Я рассказывал все, что знал: романы, интермедии, сценки из спектаклей. Я хотел жить. Они стали меня подкармливать. Не могу сказать, сколько суток мы плыли от порта Ванино через Охотское море до бухты Нагаева — Магадана.
Когда причалили, нас стали выводить на пристань. Кругом конвой с собаками, заставили сесть. Действительно, скоро подъехала машина. Из нее вышла женщина в черном. Я, как увидел ее, встал, как договорились, но конвой заставил сесть, собаки залаяли, женщина посмотрела по сторонам и уехала. Сидели мы, пока не высадили всех. Потом повезли в пересыльный лагерь.
Там я узнаю, что есть артистическая группа, в которой были заслуженный артист из Ленинграда и артистка Минского театра оперетты. Меня с удовольствием приняли в этот коллектив, и мы стали давать концерты. Зэки прибывали и убывали, мы их обслуживали.
Как-то приезжают несколько человек из магаданского театра — прежние друзья побеспокоились обо мне. Идут к лагерному начальству с какой-то бумажкой и забирают меня в Магаданский музыкально-драматический театр имени Горького. Слава Богу, я в театре.
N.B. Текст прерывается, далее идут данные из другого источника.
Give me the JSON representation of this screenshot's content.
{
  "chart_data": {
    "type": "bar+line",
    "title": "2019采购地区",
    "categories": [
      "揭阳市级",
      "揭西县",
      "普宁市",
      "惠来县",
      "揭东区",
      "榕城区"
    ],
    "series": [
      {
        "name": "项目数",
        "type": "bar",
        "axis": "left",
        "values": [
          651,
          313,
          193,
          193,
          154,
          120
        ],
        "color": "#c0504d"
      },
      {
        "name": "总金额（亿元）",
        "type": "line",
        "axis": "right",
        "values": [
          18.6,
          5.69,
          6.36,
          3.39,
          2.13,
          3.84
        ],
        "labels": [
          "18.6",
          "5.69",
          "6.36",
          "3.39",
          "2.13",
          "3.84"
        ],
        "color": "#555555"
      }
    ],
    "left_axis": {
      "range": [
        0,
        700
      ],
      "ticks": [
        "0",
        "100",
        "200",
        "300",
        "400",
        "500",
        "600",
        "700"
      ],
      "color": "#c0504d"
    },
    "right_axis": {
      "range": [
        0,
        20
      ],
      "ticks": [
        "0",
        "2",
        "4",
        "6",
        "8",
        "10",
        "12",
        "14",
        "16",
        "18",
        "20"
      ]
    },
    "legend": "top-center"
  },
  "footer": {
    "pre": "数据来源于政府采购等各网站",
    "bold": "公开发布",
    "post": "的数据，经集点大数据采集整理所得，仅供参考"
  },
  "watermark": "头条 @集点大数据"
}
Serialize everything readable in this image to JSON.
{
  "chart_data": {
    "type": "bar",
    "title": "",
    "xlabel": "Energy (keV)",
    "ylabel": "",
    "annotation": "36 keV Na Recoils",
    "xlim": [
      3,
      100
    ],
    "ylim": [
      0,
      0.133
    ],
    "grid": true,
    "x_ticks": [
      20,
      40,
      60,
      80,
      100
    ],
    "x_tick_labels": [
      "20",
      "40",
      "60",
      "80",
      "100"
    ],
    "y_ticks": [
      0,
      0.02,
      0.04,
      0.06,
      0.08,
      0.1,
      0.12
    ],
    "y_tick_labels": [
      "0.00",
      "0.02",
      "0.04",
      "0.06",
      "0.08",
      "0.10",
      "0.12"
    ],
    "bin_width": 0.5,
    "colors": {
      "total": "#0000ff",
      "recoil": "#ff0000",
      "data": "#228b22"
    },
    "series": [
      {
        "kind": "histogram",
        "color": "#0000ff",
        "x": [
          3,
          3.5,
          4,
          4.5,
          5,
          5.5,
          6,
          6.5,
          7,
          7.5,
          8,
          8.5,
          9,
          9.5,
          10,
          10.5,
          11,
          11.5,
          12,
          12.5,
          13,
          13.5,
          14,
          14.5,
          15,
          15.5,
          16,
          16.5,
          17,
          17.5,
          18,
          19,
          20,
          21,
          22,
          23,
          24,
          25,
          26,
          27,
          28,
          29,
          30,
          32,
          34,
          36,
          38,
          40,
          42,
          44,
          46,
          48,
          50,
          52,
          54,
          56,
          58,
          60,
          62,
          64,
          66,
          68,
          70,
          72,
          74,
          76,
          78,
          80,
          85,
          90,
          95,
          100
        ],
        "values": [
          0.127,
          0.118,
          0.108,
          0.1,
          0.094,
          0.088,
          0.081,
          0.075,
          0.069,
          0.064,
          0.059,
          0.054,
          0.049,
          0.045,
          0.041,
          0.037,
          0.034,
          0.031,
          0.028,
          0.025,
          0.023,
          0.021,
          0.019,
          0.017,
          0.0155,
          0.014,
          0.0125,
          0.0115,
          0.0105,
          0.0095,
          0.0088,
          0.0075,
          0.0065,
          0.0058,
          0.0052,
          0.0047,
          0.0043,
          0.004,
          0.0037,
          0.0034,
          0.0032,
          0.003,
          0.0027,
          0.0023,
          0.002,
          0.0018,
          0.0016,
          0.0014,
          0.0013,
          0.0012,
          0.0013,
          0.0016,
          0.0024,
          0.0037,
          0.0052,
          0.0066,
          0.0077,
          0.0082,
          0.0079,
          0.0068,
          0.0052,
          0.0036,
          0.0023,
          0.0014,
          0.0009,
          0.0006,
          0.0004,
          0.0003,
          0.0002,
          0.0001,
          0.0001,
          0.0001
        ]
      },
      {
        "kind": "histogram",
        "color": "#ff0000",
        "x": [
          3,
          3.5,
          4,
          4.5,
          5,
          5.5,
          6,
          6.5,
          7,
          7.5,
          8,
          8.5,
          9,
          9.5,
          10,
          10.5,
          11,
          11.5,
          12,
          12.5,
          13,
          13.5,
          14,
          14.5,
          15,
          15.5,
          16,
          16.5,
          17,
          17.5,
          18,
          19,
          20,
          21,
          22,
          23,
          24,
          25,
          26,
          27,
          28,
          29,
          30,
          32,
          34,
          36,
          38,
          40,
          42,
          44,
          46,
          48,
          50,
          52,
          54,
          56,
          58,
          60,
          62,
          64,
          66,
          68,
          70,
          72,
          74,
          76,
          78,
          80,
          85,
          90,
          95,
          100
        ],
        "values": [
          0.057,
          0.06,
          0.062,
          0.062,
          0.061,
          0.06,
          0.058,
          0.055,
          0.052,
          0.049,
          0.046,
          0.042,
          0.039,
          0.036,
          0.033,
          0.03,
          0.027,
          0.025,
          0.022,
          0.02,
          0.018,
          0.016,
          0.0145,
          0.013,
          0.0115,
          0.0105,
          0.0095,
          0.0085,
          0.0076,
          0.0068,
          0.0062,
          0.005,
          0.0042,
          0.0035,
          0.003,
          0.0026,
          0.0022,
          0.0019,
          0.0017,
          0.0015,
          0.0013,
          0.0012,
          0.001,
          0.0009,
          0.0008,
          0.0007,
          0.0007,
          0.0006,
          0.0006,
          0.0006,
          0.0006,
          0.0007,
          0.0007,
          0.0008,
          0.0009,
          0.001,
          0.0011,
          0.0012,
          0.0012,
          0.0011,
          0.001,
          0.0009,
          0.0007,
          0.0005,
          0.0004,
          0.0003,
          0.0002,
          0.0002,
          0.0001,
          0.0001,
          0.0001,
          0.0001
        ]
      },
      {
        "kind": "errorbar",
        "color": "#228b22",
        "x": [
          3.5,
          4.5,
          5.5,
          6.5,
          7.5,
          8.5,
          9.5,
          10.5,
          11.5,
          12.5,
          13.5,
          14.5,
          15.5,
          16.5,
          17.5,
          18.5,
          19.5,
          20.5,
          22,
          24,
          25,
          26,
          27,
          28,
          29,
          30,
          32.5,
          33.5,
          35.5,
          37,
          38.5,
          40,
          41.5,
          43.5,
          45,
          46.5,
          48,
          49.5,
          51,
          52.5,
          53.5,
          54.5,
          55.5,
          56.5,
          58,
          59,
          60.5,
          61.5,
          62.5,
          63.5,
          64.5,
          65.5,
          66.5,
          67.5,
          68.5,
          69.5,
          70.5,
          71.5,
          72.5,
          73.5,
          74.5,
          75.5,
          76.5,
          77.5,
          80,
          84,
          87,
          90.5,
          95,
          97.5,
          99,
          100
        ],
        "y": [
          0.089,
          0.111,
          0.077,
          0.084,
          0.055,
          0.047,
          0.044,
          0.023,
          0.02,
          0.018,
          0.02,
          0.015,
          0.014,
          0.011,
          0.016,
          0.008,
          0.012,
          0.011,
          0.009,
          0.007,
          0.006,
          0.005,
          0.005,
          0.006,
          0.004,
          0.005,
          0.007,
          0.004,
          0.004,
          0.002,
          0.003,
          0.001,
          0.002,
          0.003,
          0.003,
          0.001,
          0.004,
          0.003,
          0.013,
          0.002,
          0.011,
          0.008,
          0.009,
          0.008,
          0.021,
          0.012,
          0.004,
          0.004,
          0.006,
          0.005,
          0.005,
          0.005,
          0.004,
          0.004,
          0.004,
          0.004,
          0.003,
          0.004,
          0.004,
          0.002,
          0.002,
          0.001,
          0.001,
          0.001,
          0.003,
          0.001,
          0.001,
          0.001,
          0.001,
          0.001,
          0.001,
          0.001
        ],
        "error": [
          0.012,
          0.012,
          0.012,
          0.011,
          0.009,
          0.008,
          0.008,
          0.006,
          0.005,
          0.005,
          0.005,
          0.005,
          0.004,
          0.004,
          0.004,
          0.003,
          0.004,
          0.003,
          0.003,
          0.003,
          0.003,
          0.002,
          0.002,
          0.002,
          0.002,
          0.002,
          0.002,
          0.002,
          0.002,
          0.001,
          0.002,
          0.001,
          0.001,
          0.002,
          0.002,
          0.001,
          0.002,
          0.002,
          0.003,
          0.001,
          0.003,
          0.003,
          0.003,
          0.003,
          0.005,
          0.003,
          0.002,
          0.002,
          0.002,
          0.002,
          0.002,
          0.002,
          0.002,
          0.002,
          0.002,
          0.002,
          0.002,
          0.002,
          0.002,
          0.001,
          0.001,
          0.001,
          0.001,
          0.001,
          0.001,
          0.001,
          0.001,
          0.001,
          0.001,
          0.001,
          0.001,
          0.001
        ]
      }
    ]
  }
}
На просмотре директриса театра спрашивает:
— Что вы умеете делать? (Рядом стоит известный певец Вадим Козин.)
Я отвечаю:
— Я артист разнообразных жанров, и все жанры разные.
Директриса говорит:
— Показывайте какой-нибудь один жанр.
Козин спрашивает:
— А какие у вас жанры?
Я перечислил:
— Я имитирую джаз-оркестр, делаю мимические сценки, виртуоз-балалаечник.
Он говорит:
— Вы знаете что, вы ее не слушайте, я вас объявлю, а вы исполните все свои жанры.
Подошло мое время в программе, и Козин меня объявил:
— Выступает Копылов, показывает себя в разных жанрах.
Я выступил, был колоссальный успех. Козин пожал мне руку. Особенно всем понравился номер «Туалет женщины перед сном».
После концерта директриса заходит за кулисы и говорит мне:
— Я не знала, что такое артист разнообразных жанров, но вы молодец, просто молодец. (Козин подмигнул мне — «наша победила».) Мы принимаем вас в наш театр.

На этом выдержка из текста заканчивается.